Mapper Runtime Options

Runtime options for Mapper objects allow the programmer to use constant values provided at runtime in the Mapper output.

For example, runtime options can be useful in the following cases:

  • storing one date/time value for all output hashes of the Mapper
  • using a value from a database sequence value for the lifetime of the Mapper object
Example:
hash mapv = (
"foo": ("constant": "bar"),
# ...
"date_begin": ("runtime": "start_date"), # references runtime option "start_date"
"group": ("runtime": "group_id"), # references runtime option "group_id"
);
hash opts = (
"timezone": "Europe/Prague",
# ...
"runtime": (
"start_date": now_us(), # set runtime option "start_date"
"group_id": 0, # set runtime option "group_id" to 0
),
);
Mapper m(mapv, opts); # runtime options are active now
m.mapData(input1); # output record hash date_begin = start_date = timestamp of the opts creation and group = 0

The runtime options are basically the same as setting constants in the mapper before providing runtime data to the mapper.

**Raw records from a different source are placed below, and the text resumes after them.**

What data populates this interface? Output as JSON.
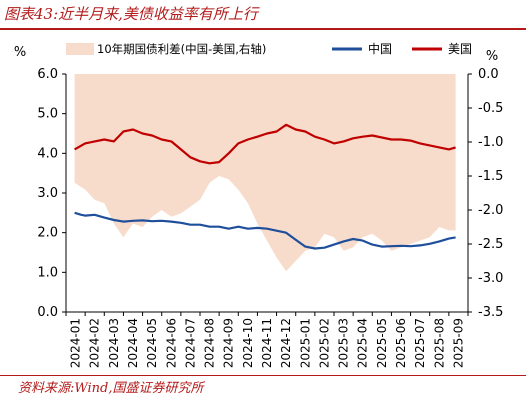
{
  "figure": {
    "title": "图表43:近半月来,美债收益率有所上行",
    "source": "资料来源:Wind,国盛证券研究所"
  },
  "chart_data": {
    "type": "line",
    "left_axis": {
      "unit": "%",
      "min": 0,
      "max": 6,
      "ticks": [
        "0.0",
        "1.0",
        "2.0",
        "3.0",
        "4.0",
        "5.0",
        "6.0"
      ]
    },
    "right_axis": {
      "unit": "%",
      "min": -3.5,
      "max": 0,
      "ticks": [
        "0.0",
        "-0.5",
        "-1.0",
        "-1.5",
        "-2.0",
        "-2.5",
        "-3.0",
        "-3.5"
      ]
    },
    "x_ticks": [
      "2024-01",
      "2024-02",
      "2024-03",
      "2024-04",
      "2024-05",
      "2024-06",
      "2024-07",
      "2024-08",
      "2024-09",
      "2024-10",
      "2024-11",
      "2024-12",
      "2025-01",
      "2025-02",
      "2025-03",
      "2025-04",
      "2025-05",
      "2025-06",
      "2025-07",
      "2025-08",
      "2025-09"
    ],
    "grid": false,
    "legend_position": "top",
    "series": [
      {
        "name": "10年期国债利差(中国-美国,右轴)",
        "axis": "right",
        "style": "area",
        "color": "#f8dccb",
        "x": [
          0.45,
          1.0,
          1.5,
          2.0,
          2.5,
          3.0,
          3.5,
          4.0,
          4.5,
          5.0,
          5.5,
          6.0,
          6.5,
          7.0,
          7.5,
          8.0,
          8.5,
          9.0,
          9.5,
          10.0,
          10.5,
          11.0,
          11.5,
          12.0,
          12.5,
          13.0,
          13.5,
          14.0,
          14.5,
          15.0,
          15.5,
          16.0,
          16.5,
          17.0,
          17.5,
          18.0,
          18.5,
          19.0,
          19.5,
          20.0,
          20.35
        ],
        "values": [
          -1.6,
          -1.7,
          -1.85,
          -1.9,
          -2.2,
          -2.4,
          -2.2,
          -2.25,
          -2.1,
          -2.0,
          -2.1,
          -2.05,
          -1.95,
          -1.85,
          -1.6,
          -1.5,
          -1.55,
          -1.7,
          -1.9,
          -2.2,
          -2.45,
          -2.7,
          -2.9,
          -2.75,
          -2.6,
          -2.55,
          -2.35,
          -2.4,
          -2.6,
          -2.55,
          -2.4,
          -2.35,
          -2.45,
          -2.6,
          -2.55,
          -2.5,
          -2.45,
          -2.4,
          -2.25,
          -2.3,
          -2.3
        ]
      },
      {
        "name": "中国",
        "axis": "left",
        "style": "line",
        "color": "#1f4e9a",
        "x": [
          0.45,
          0.8,
          1.0,
          1.5,
          2.0,
          2.5,
          3.0,
          3.5,
          4.0,
          4.5,
          5.0,
          5.5,
          6.0,
          6.5,
          7.0,
          7.5,
          8.0,
          8.5,
          9.0,
          9.5,
          10.0,
          10.5,
          11.0,
          11.5,
          12.0,
          12.5,
          13.0,
          13.5,
          14.0,
          14.5,
          15.0,
          15.5,
          16.0,
          16.5,
          17.0,
          17.5,
          18.0,
          18.5,
          19.0,
          19.5,
          20.0,
          20.35
        ],
        "values": [
          2.5,
          2.45,
          2.43,
          2.45,
          2.38,
          2.32,
          2.28,
          2.3,
          2.31,
          2.29,
          2.3,
          2.28,
          2.25,
          2.2,
          2.2,
          2.15,
          2.15,
          2.1,
          2.15,
          2.1,
          2.12,
          2.1,
          2.05,
          2.0,
          1.82,
          1.65,
          1.6,
          1.62,
          1.7,
          1.78,
          1.84,
          1.8,
          1.7,
          1.65,
          1.66,
          1.67,
          1.66,
          1.68,
          1.72,
          1.78,
          1.85,
          1.88
        ]
      },
      {
        "name": "美国",
        "axis": "left",
        "style": "line",
        "color": "#c00000",
        "x": [
          0.45,
          1.0,
          1.5,
          2.0,
          2.5,
          3.0,
          3.5,
          4.0,
          4.5,
          5.0,
          5.5,
          6.0,
          6.5,
          7.0,
          7.5,
          8.0,
          8.5,
          9.0,
          9.5,
          10.0,
          10.5,
          11.0,
          11.5,
          12.0,
          12.5,
          13.0,
          13.5,
          14.0,
          14.5,
          15.0,
          15.5,
          16.0,
          16.5,
          17.0,
          17.5,
          18.0,
          18.5,
          19.0,
          19.5,
          20.0,
          20.35
        ],
        "values": [
          4.1,
          4.25,
          4.3,
          4.35,
          4.3,
          4.55,
          4.6,
          4.5,
          4.45,
          4.35,
          4.3,
          4.1,
          3.9,
          3.8,
          3.75,
          3.78,
          4.0,
          4.25,
          4.35,
          4.42,
          4.5,
          4.55,
          4.72,
          4.6,
          4.55,
          4.42,
          4.35,
          4.25,
          4.3,
          4.38,
          4.42,
          4.45,
          4.4,
          4.35,
          4.35,
          4.32,
          4.25,
          4.2,
          4.15,
          4.1,
          4.15
        ]
      }
    ]
  }
}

As such, the runtime options can be changed only before the first input hash is processed by a Mapper.

Note that the Mapper::setRuntime() and Mapper::replaceRuntime() methods are deprecated - please use Mapper construction options to set runtime values instead. The methods are deprecated since runtime options duplicate existing functionality and are confusing and error-prone to use.

Release Notes

Mapper v1.4

  • added support for complex types

Mapper v1.3.1

  • fixed bugs handling mapper fields with no input records in list mode as passed from the TableMapper module (issue 1736)

Mapper v1.3

  • internal updates to allow for TableMapper insert performance improvements (issue 1626)

Mapper v1.2

  • significantly improved mapper performance with identity (i.e. 1:1) and constant mappings (issue 1620)

Mapper v1.1

  • implemented "constant" field tag giving a constant value for the output of a field
  • implemented structured output for dotted output field names and the "allow_output_dot" option to suppress this behavior
  • implemented "default" field tag giving a default value if no input value is specified
  • moved field length checks after all transformations have been applied
  • implemented a global "date_format" mapper option
  • implemented the "number_format" field option and a global option of the same name
  • fixed bugs in the "timezone" and "input_timezone" options, documented those options
  • changed the behavior of the "number" field type: now leaves numeric values in their original type, converts all other types to a number
  • removed the deprecated "crec" option
  • implemented the "input" option with input record validation
  • implemented the "output" option with output record validation
  • implemented the "info_log" option and removed the "trunc" option
  • added runtime option handling (Mapper Runtime Options):
  • implemented "index" field tag for current row index
  • improved the Mapper::Mapper::mapAll() method by adding support for hashes of lists to better support input from bulk DML (SQLStatement::fetchColumns())

Mapper v1.0

  • Initial release